FREDERICTON — It appears Kevin Vickers, the former House of Commons sergeant-at-arms, is poised to be the next leader of New Brunswick's Liberal party.
The only other declared candidate, Rene Ephestion, leader of the party's Multicultural Inclusion Commission, has announced on Facebook he is withdrawing from the race.
Hailed as a hero for helping to end the 2014 attack on Parliament Hill, Vickers was the first candidate to officially enter the race two weeks ago.
A leadership convention had been scheduled for June 21-22 in Saint John, but Liberal party officials were not discussing the state of the race Tuesday.
Drew Cameron, a spokesperson for the Vickers campaign, said Tuesday it was their understanding that Vickers was the only candidate left in the race.
Cameron said further discussions were planned with party officials in the coming days.
"Until we hear more, we're just out here meeting Liberals, talking about the future of the party," he said from Saint John, N.B.
In his Facebook post, Ephestion said his experience had been a good one.
"I wish good luck to Kevin Vickers," he said.
A senior party official had previously confirmed only two people had applied to become candidates, though party rules prevented identifying applicants until they were approved by a committee.
The Liberal party's executive director, Keiller Zed, had said in an email Monday the party didn't expect word on the leadership until later this week or early next week.
Vickers, a political neophyte in his early 60s, issued a statement last month saying he is looking forward to speaking with Liberals "about a new path forward."
He has drafted a five-point plan that calls for growing the province's economy and population, improving health care, "transforming" education, ensuring environmental protection and making sure provincial finances are well managed.
Vickers, who also served as Canada's ambassador to Ireland, has acknowledged spending many years away from the province, but he has also focused on his deep roots in New Brunswick.
Vickers had a long career of public service, including 29 years in the RCMP. He also served as aide-de-camp for the lieutenant-governor of New Brunswick.
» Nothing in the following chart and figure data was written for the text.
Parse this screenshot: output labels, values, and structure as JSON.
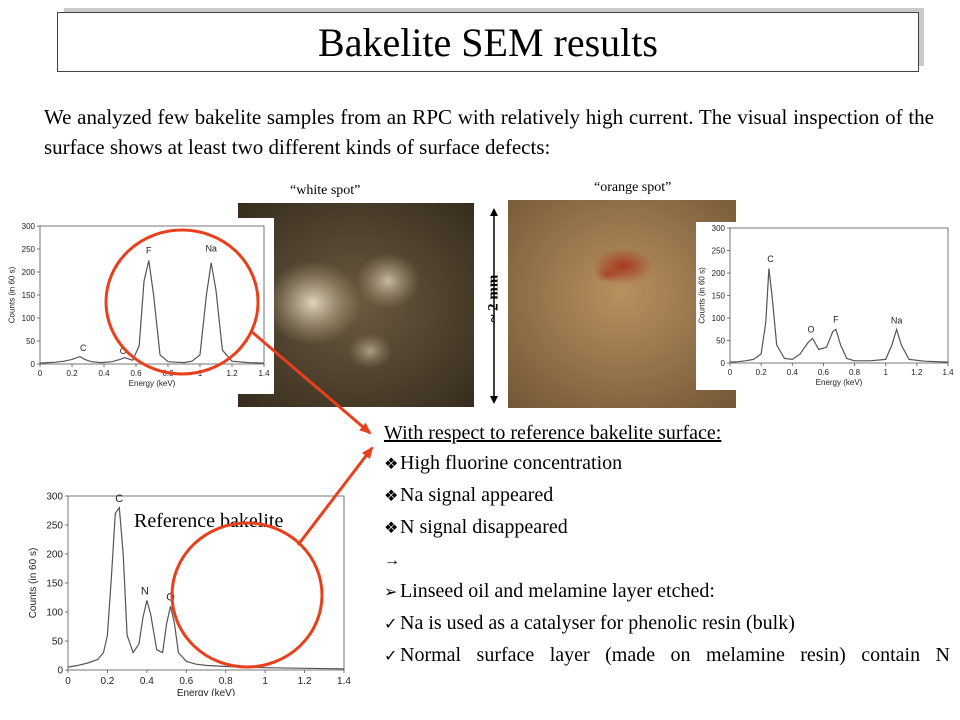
{
  "title": "Bakelite SEM results",
  "intro": "We analyzed few bakelite samples from an RPC with relatively high current. The visual inspection of the surface shows at least two different kinds of surface defects:",
  "photos": {
    "white_label": "“white spot”",
    "orange_label": "“orange spot”",
    "scale_label": "~ 2 mm"
  },
  "reference_label": "Reference bakelite",
  "results": {
    "heading": "With respect to reference bakelite surface:",
    "items": [
      {
        "bullet": "❖",
        "text": "High fluorine concentration"
      },
      {
        "bullet": "❖",
        "text": "Na signal appeared"
      },
      {
        "bullet": "❖",
        "text": "N signal disappeared"
      },
      {
        "bullet": "→",
        "text": ""
      },
      {
        "bullet": "➢",
        "text": "Linseed oil and melamine layer etched:"
      },
      {
        "bullet": "✓",
        "text": "Na is used as a catalyser for phenolic resin (bulk)"
      },
      {
        "bullet": "✓",
        "text": "Normal surface layer (made on melamine resin) contain N"
      }
    ]
  },
  "colors": {
    "annotation": "#e8401c",
    "white_photo": "#5a4a34",
    "orange_photo": "#9b7448"
  },
  "chart_data": [
    {
      "type": "line",
      "name": "white spot spectrum",
      "xlabel": "Energy (keV)",
      "ylabel": "Counts (in 60 s)",
      "xlim": [
        0,
        1.4
      ],
      "ylim": [
        0,
        300
      ],
      "xticks": [
        "0",
        "0.2",
        "0.4",
        "0.6",
        "0.8",
        "1",
        "1.2",
        "1.4"
      ],
      "yticks": [
        "0",
        "50",
        "100",
        "150",
        "200",
        "250",
        "300"
      ],
      "x": [
        0,
        0.05,
        0.1,
        0.15,
        0.2,
        0.25,
        0.28,
        0.32,
        0.38,
        0.45,
        0.5,
        0.53,
        0.58,
        0.62,
        0.65,
        0.68,
        0.71,
        0.75,
        0.8,
        0.85,
        0.9,
        0.95,
        1.0,
        1.04,
        1.07,
        1.1,
        1.14,
        1.2,
        1.3,
        1.4
      ],
      "y": [
        2,
        3,
        4,
        6,
        10,
        16,
        10,
        5,
        3,
        5,
        10,
        14,
        8,
        40,
        180,
        225,
        150,
        20,
        5,
        4,
        3,
        6,
        20,
        150,
        220,
        160,
        30,
        6,
        3,
        2
      ],
      "peak_labels": [
        {
          "text": "C",
          "x": 0.27,
          "y": 28
        },
        {
          "text": "O",
          "x": 0.52,
          "y": 22
        },
        {
          "text": "F",
          "x": 0.68,
          "y": 240
        },
        {
          "text": "Na",
          "x": 1.07,
          "y": 245
        }
      ]
    },
    {
      "type": "line",
      "name": "orange spot spectrum",
      "xlabel": "Energy (keV)",
      "ylabel": "Counts (in 60 s)",
      "xlim": [
        0,
        1.4
      ],
      "ylim": [
        0,
        300
      ],
      "xticks": [
        "0",
        "0.2",
        "0.4",
        "0.6",
        "0.8",
        "1",
        "1.2",
        "1.4"
      ],
      "yticks": [
        "0",
        "50",
        "100",
        "150",
        "200",
        "250",
        "300"
      ],
      "x": [
        0,
        0.05,
        0.1,
        0.15,
        0.2,
        0.23,
        0.25,
        0.27,
        0.3,
        0.35,
        0.4,
        0.45,
        0.5,
        0.53,
        0.57,
        0.62,
        0.66,
        0.68,
        0.71,
        0.75,
        0.8,
        0.9,
        1.0,
        1.04,
        1.07,
        1.1,
        1.15,
        1.25,
        1.4
      ],
      "y": [
        2,
        3,
        5,
        8,
        20,
        90,
        210,
        150,
        40,
        10,
        8,
        20,
        45,
        55,
        30,
        35,
        70,
        75,
        40,
        10,
        5,
        5,
        8,
        40,
        75,
        40,
        8,
        4,
        2
      ],
      "peak_labels": [
        {
          "text": "C",
          "x": 0.26,
          "y": 225
        },
        {
          "text": "O",
          "x": 0.52,
          "y": 68
        },
        {
          "text": "F",
          "x": 0.68,
          "y": 90
        },
        {
          "text": "Na",
          "x": 1.07,
          "y": 88
        }
      ]
    },
    {
      "type": "line",
      "name": "reference bakelite spectrum",
      "xlabel": "Energy (keV)",
      "ylabel": "Counts (in 60 s)",
      "xlim": [
        0,
        1.4
      ],
      "ylim": [
        0,
        300
      ],
      "xticks": [
        "0",
        "0.2",
        "0.4",
        "0.6",
        "0.8",
        "1",
        "1.2",
        "1.4"
      ],
      "yticks": [
        "0",
        "50",
        "100",
        "150",
        "200",
        "250",
        "300"
      ],
      "x": [
        0,
        0.05,
        0.1,
        0.15,
        0.18,
        0.2,
        0.22,
        0.24,
        0.26,
        0.28,
        0.3,
        0.33,
        0.36,
        0.38,
        0.4,
        0.42,
        0.45,
        0.48,
        0.5,
        0.52,
        0.54,
        0.56,
        0.6,
        0.65,
        0.7,
        0.8,
        0.9,
        1.0,
        1.2,
        1.4
      ],
      "y": [
        5,
        8,
        12,
        18,
        30,
        60,
        160,
        270,
        280,
        200,
        60,
        30,
        45,
        90,
        120,
        95,
        35,
        30,
        80,
        110,
        80,
        30,
        15,
        10,
        8,
        6,
        5,
        4,
        3,
        2
      ],
      "peak_labels": [
        {
          "text": "C",
          "x": 0.26,
          "y": 290
        },
        {
          "text": "N",
          "x": 0.39,
          "y": 130
        },
        {
          "text": "O",
          "x": 0.52,
          "y": 120
        }
      ]
    }
  ]
}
He served as sergeant-at-arms for the House of Commons between 2006 and 2015.
On Oct. 22, 2014, Vickers was serving as sergeant-at-arms of the Commons when he shot and helped take down a man armed with a .30-30 rifle. Michael Zihaf Bibeau had barged into Centre Block on Parliament Hill after killing honour guard reservist Cpl. Nathan Cirillo at the National War Memorial.
The provincial Liberals under then-premier Brian Gallant won just 21 seats in an election last fall - one fewer than the Tories - and they relinquished their hold on power in November after losing a confidence vote in the legislature.
Premier Blaine Higgs' minority government is relying on support from a third party - the right-leaning People's Alliance, led by Kris Austin.
But that arrangement is set to expire in less than 18 months.